Fleet: IIRC, the Kansas Turnpike opened in 1957, and it was to become a “free” interstate highway in 20 years. I remember my father saying, at the time, that it would never bee a “free” highway. So, it’s been 30 years now, since it has been paid for, and now, or 50 years since it opened, and they’re going to raise rates again. Incidentally, I remember also that you could go from South Haven to Kansas City for less than $3 when it in the early 60’s.
You don’t suppose that will happen with the “arena tax” do you?

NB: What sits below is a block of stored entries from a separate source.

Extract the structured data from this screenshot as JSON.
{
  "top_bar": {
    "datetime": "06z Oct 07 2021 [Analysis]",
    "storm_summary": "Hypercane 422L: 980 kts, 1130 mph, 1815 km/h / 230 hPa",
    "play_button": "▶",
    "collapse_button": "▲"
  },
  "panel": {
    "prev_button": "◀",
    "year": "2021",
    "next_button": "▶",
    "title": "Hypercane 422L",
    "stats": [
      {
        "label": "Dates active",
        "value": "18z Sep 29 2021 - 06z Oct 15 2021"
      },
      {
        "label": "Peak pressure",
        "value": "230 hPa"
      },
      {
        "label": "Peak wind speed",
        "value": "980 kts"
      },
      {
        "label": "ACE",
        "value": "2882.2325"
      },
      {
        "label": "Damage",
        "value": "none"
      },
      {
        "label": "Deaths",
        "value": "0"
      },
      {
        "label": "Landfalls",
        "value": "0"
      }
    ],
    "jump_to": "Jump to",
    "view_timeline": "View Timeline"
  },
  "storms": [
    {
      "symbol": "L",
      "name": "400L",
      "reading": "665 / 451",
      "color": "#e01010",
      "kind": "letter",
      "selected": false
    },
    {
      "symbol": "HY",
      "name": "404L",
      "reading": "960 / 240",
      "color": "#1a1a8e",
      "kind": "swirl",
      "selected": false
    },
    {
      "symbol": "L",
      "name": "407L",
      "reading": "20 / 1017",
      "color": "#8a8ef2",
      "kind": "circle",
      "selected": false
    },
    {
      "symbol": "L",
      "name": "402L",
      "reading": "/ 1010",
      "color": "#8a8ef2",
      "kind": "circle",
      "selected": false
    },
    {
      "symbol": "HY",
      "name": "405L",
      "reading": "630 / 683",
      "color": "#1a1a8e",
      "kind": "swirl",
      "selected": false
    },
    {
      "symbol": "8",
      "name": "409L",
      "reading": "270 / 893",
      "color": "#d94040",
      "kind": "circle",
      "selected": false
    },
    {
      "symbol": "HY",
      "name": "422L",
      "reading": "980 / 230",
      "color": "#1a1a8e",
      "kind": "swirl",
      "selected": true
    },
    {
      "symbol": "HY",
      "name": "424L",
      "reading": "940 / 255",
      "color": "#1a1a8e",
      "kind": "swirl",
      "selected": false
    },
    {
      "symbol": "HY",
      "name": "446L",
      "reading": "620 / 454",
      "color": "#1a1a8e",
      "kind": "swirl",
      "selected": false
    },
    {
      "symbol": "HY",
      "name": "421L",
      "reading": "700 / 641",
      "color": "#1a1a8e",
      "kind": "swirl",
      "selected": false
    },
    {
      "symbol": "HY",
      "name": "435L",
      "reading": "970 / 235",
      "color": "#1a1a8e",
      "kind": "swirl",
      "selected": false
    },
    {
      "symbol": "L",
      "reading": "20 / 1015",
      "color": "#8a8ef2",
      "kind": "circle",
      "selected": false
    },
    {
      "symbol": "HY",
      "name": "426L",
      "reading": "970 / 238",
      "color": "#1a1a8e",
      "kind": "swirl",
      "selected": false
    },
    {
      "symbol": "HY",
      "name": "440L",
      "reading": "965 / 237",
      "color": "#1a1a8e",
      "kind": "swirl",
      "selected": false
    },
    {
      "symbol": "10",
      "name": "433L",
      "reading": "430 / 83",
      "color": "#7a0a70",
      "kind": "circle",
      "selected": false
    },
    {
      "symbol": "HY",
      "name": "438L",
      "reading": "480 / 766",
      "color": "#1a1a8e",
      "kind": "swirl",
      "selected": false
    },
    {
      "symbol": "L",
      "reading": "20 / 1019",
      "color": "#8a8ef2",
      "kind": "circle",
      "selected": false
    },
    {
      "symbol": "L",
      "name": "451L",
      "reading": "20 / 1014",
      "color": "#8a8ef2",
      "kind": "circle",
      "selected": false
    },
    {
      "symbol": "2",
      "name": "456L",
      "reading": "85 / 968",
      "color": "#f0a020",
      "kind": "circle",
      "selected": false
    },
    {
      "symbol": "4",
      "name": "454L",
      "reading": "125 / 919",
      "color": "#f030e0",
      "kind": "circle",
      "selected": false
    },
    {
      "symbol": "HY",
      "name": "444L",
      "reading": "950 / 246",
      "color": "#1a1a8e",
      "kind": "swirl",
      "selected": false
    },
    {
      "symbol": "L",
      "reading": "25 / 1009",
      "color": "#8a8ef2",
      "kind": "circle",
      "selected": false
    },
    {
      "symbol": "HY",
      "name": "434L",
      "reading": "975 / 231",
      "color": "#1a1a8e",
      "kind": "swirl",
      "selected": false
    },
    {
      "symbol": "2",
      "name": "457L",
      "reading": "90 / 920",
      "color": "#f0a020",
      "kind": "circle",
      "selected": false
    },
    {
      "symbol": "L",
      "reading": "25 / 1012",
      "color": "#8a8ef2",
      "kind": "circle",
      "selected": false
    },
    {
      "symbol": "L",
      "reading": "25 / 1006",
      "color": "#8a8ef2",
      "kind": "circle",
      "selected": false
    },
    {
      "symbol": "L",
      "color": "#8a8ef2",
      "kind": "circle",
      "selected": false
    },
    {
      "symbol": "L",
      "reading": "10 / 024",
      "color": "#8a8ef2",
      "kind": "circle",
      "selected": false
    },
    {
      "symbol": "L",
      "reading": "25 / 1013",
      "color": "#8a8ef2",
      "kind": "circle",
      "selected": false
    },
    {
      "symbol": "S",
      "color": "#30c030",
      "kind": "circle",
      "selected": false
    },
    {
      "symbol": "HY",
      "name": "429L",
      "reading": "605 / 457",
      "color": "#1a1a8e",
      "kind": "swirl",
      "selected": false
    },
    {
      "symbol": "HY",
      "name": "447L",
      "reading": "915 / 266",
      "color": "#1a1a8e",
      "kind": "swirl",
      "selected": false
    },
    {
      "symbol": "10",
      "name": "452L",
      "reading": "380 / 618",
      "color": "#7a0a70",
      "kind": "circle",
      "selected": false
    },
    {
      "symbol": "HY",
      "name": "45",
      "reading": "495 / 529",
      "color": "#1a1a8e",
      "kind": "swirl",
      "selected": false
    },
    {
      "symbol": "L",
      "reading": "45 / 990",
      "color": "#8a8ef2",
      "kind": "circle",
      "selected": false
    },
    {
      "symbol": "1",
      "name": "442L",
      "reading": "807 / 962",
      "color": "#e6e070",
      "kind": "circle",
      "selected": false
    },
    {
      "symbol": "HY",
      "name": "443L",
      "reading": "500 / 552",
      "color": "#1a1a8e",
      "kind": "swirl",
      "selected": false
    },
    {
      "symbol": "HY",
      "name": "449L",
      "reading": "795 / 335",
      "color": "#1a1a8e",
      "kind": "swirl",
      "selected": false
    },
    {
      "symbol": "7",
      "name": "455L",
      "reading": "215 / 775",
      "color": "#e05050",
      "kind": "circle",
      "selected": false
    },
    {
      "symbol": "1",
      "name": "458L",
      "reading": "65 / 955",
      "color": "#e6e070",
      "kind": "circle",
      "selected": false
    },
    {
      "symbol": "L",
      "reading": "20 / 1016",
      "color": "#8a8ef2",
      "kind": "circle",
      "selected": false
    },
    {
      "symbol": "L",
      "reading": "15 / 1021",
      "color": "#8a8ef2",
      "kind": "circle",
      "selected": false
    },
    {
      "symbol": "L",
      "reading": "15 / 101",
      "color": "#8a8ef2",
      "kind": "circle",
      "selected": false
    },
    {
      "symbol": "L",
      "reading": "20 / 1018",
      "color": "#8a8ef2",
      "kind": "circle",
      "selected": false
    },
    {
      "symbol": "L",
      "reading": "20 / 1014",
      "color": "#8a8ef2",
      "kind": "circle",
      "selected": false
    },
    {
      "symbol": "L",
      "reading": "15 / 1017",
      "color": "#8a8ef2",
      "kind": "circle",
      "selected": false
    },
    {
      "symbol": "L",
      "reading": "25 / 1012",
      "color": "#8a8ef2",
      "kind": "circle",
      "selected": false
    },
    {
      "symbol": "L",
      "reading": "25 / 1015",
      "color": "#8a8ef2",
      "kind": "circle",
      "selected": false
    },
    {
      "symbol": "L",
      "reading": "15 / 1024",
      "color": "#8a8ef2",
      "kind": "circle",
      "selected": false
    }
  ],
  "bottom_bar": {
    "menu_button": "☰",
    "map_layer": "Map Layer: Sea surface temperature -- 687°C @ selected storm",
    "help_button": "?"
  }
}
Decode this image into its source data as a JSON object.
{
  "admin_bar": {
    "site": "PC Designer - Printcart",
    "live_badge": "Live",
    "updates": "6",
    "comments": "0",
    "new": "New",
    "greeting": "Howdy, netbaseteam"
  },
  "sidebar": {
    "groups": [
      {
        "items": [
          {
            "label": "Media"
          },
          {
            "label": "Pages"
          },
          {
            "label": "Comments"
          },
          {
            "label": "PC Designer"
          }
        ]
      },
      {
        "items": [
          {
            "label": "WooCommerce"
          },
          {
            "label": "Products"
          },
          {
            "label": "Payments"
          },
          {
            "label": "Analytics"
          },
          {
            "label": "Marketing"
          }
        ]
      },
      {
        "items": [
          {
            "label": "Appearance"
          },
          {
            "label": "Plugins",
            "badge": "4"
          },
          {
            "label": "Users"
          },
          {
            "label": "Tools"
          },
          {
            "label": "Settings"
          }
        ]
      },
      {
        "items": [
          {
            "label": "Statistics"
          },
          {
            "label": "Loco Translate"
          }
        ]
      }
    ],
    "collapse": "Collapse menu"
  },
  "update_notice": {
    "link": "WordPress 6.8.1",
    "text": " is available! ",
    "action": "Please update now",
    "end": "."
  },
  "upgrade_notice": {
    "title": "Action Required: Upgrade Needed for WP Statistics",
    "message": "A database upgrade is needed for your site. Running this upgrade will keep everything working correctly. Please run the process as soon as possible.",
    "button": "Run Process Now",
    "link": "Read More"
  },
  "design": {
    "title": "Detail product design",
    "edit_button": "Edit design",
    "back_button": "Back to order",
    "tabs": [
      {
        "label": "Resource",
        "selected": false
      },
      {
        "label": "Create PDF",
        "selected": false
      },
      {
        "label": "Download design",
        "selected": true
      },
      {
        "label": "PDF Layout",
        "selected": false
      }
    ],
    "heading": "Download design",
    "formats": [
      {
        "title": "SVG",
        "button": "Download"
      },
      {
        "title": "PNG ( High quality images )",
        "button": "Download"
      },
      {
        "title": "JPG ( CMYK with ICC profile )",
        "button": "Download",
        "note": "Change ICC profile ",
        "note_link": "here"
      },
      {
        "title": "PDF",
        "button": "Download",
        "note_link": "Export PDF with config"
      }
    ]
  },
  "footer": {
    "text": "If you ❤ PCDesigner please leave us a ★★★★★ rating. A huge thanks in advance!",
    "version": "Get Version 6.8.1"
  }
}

I’m giving 3:1, if anybody is a gambler. :)
Molly was also the first to call GW “shrub.” She always gave those Texas politicians hell.WD,Sorry your wife is sick but I’m glad they caught it before she had a MI. I’ll keep you both in my prayers.
I don’t think I caught the answer to this question, JR: The 401(k) that you redeemed, was it invested in stocks and/or bonds of American corporations?
rm6046: The arena tax might eventually stop but a multitude of additional charges will continue on forever:
1) Operational costs that arena income can’t possibly cover, such as for electrical power and natural gas for heating and air conditioning, management costs, maintenance costs, changing floors for events, etc., etc.
2) Gigantic salaries of politicians such as Tom Winters and David Unruh whose only function is spinning and dancing the arena into being “for the people.”
3) Salaries of the quasi-governmental people who actually get their income indirectly from city and county government and whose only function is to promote and spin the arena.
4) Off-budget costs of new streets, storm and sanitary sewers and water lines(millions of dollars so far), and other infrastructure needs.
5) Lost taxes for displacement of businesses in the area.
6) Many other costs which I am too busy to delineate now.